Yedi aylık tutukluluk sürecinin ardından geçen hafta tahliye edilen HDP Kars Milletvekili Ayhan Bilgen, “Türkiye’nin içerisinden geçtiği dönemin bir yansıması ve parçası olarak siyasetçilerin tutuklanması, gazetecilerin, insan hakları savunucularının ve yurttaşların yaşadıklarının bir parçasıdır” dedi.
HDP Kars Milletvekili Ayhan Bilgen, Kobane olayları öncesinde HDP MYK'sinin yaptığı sokağa çıkma çağrısına ilişkin yürütülen soruşturma kapsamında yaşadığı yedi aylık tutukluluk sürecini anlattı.

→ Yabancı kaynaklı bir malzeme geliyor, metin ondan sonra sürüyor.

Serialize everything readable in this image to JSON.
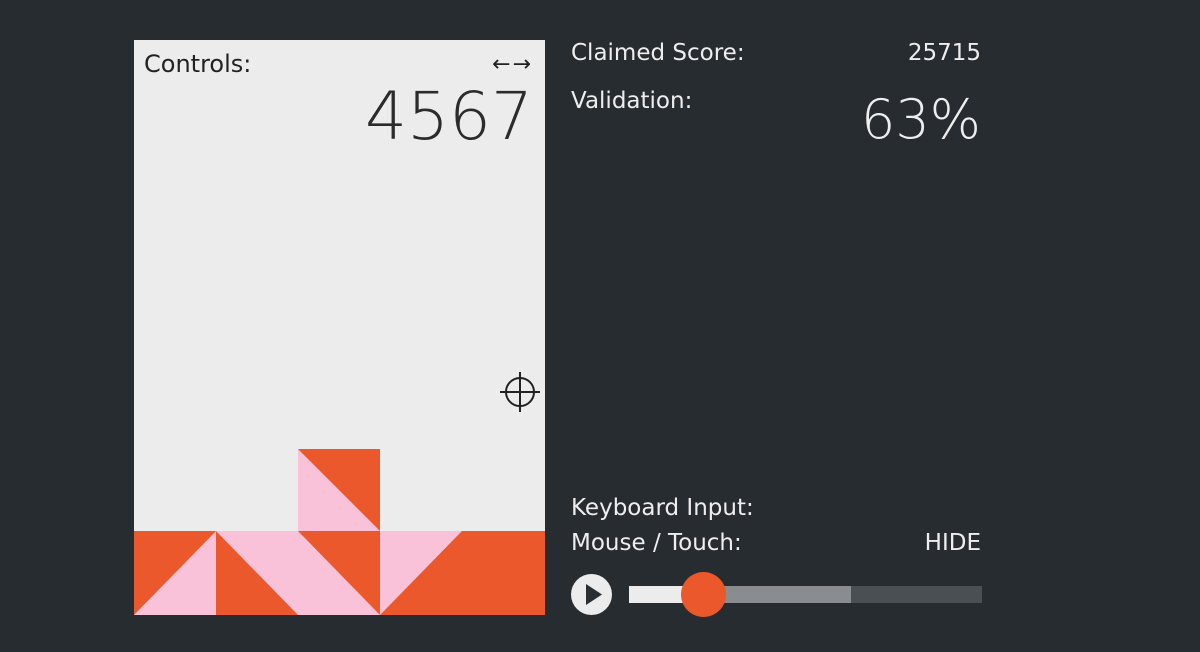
{
  "board": {
    "controls_label": "Controls:",
    "arrows": "←→",
    "score": "4567",
    "colors": {
      "background": "#ececec",
      "orange": "#ea582b",
      "pink": "#f9c2d9"
    }
  },
  "panel": {
    "claimed_score_label": "Claimed Score:",
    "claimed_score_value": "25715",
    "validation_label": "Validation:",
    "validation_value": "63%",
    "keyboard_input_label": "Keyboard Input:",
    "mouse_touch_label": "Mouse / Touch:",
    "hide_label": "HIDE"
  },
  "player": {
    "play_icon": "play-icon",
    "progress": 0.21,
    "buffered": 0.63
  },
  "icons": {
    "crosshair": "crosshair-icon"
  }
}
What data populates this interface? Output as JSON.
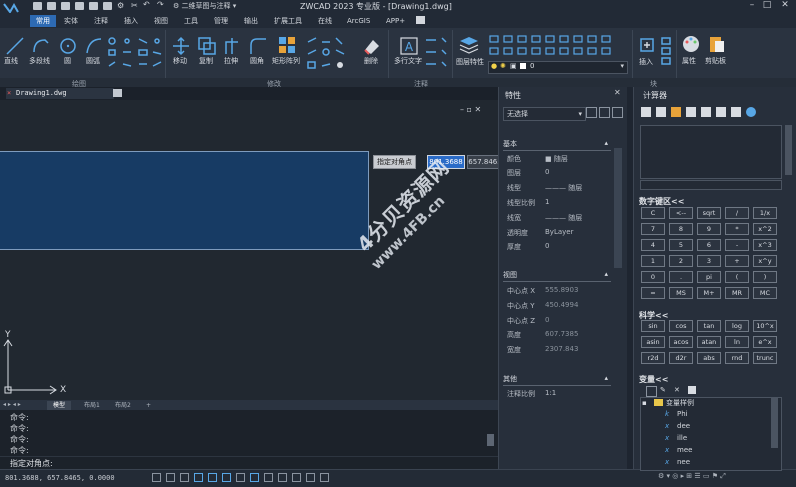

BirGün'den Hüseyin Şimşek'e konuşan Bilgen, “Türkiye’nin içerisinden geçtiği dönemin bir yansıması ve parçası olarak siyasetçilerin tutuklanması, gazetecilerin, insan hakları savunucularının ve yurttaşların yaşadıklarının bir parçasıdır” ifadesini kullandı.
Bilgen, siyasetin asıl görevinin toplumun özgürlüğünü, emeğini, barışını savunmak olması gerekirken, siyasetçiyi kendisini savunmak zorunda bırakmanın aslında toplumsal iradeyi baskı altına almak olduğunu söyledi.
Artık siyasetçiler hakkında verilen kararların hukuki tartışmasını yapmanın anlamsızlaştığını dile getiren Bilgen, “Son derece net bir siyasal durumla karşı karşıyayız. Kişisel durumlarımızdan daha önemlisi, Türkiye’nin daha fazla bu koşullarda yaşamasını engelleyecek kalıcı kazanımları hayata geçirmektir” diye konuştu.
“Umut içerecek bir alternatif”
Özellikle toplumsal muhalefetin ortak hareket etmesi ve demokratikleşmeye dair umut içerecek bir alternatif inşa etmesi gerektiğini dile getiren Bilgen, “İnşa edilecek bu alternatif, halen cezaevinde bulunan ve bu sürecin bedelini ödeyen herkes için de bir an önce özgürlüğe kavuşmanın en önemli güvencesi olacaktır” ifadelerini kullandı.
“Tahliyeye itiraz olmamalı”
Tahliye kararına yapılan itirazı da değerlendiren Bilgen, “Ceza Muhakemesi Kanunu’ndaki düzenleme çok açıktır. Tutukluluğa itiraz mümkün ama tahliyeye itirazın söz konusu olmaması gerekiyor. Nitekim IŞİD’liler ile ilgili davada bunu dikkate alan bir yaklaşım sergileniyor. Hukuk, öngörülebilirliktir. Bu kadar muğlak ve keyfi uygulama, yargı eliyle işletilmeye devam ettiği müddetçe hukuk devletinin asgari koşullarından bile söz etmek mümkün değildir” dedi.
“Pozisyonumun önemi yok”
Tutuklanmadan önce HDP sözcülüğü görevini yerine getirdiğini ancak tutuklanmasının ardından bu görevi Osman Baydemir’in aldığını hatırlatan Bilgen, bundan sonrasına ilişkin, “Hangi pozisyonda görev yapacağımın hiçbir önemi yok. Sonuçta cezaevindeyken de elimizden geldiğince bu mücadelenin çok kısıtlı ve zor koşullara rağmen kendi çapımızda yürütülmesine katkı sunmaya çalıştık. Şimdi de öyle olacak” diye konuştu.
“Mesaj bana ait değil”
Türkiye’de insanca ve onurlu bir şekilde yaşamanın çabası içerisinde olacaklarını dile getiren Bilgen, şunları söyledi:
“Birçok arkadaşımız, gazeteciler ve insan hakları savunucuları gibi benim dosyamda da tutuklu yargılanmayı gerektirecek hiçbir somut iddia yoktu. Meclis’teki fezlekemde örgüt üyeliği ile ilgili bir iddia da bulunmamasına rağmen sırf tutuklayabilmek için komik bir gerekçeyle savcının sonradan eklediği bir sosyal medya mesajı nedeniyle tutuklandım. Üstelik tutuklanmama gerekçe olan sosyal medya mesajı da bana ait değildi.”